How do you think Cinema Novo has impacted new young filmmakers?

I would say that even young filmmakers who, by some chance, never saw a Cinema Novo movie, owe something to those movies. That recent past of our films is pressed on their frames, even if they are not aware of it.

How do you see the current state of Brazilian cinema?

I believe that Brazilian cinema is at a good moment in its history. We’re producing more films than ever. They are very diverse and some of them are doing well with the national audience. The battle now is to gain an international appeal, keep the quality, and at the same time make popular hits. I know that this is utopian, but we’ve got to believe in utopias to get at least close to them.

You just finished producing Paulo Nascimento’s “Teu Mundo Não Cabe Nos Meus Olhos,” and Ale McHaddo’s comedy “O Amor Dá Travalho”. What’s next?

I’m involved as an associate producer on a number of projects produced by Globo Filmes.

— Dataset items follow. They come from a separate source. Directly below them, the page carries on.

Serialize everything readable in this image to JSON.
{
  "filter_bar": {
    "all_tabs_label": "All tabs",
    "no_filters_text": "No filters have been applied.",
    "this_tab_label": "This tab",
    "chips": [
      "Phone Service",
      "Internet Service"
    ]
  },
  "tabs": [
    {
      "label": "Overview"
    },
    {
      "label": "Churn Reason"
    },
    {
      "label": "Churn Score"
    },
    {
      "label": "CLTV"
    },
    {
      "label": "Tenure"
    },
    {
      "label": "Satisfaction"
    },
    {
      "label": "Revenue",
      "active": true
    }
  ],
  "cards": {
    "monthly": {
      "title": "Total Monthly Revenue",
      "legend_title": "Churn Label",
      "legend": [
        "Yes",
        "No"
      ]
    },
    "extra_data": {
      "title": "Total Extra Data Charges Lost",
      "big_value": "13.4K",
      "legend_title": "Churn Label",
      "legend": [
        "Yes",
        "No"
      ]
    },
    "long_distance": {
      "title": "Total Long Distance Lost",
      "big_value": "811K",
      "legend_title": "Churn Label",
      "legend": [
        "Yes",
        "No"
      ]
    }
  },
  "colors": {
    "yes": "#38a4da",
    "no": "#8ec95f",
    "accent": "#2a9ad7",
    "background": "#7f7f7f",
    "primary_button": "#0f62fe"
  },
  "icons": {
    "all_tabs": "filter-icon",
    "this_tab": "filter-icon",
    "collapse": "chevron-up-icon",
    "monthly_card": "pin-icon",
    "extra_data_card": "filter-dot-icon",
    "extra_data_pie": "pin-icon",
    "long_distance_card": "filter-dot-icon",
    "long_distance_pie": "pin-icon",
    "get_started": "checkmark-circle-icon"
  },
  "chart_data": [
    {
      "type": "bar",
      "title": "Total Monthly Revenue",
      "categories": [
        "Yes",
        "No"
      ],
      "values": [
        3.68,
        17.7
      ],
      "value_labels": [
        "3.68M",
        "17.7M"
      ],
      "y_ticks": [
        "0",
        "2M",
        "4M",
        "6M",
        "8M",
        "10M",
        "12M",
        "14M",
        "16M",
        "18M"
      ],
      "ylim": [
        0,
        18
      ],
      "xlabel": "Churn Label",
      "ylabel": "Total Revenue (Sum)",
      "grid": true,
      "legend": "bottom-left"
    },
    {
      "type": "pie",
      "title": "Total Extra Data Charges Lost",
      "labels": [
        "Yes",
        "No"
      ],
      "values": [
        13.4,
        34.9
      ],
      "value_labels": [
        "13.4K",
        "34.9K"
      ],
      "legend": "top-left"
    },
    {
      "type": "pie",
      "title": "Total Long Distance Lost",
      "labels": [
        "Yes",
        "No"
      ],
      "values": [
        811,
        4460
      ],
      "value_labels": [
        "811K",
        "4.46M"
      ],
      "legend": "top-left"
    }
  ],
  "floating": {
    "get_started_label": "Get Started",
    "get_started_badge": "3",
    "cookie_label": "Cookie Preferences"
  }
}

According to a deal I signed with them I’m supposed to serve as an associate producer on a small number of their projects. On the other hand, Renata Magalhães and I have our own production company, Luz Mágica Productions, which is now producing two films with two young filmmakers: A documentary by Rodrigo Felha called “Favela Gay,” and a film about a revolutionary radio station in the 1980s, “Aumenta que é rockn’roll,” directed by Tomás Portella.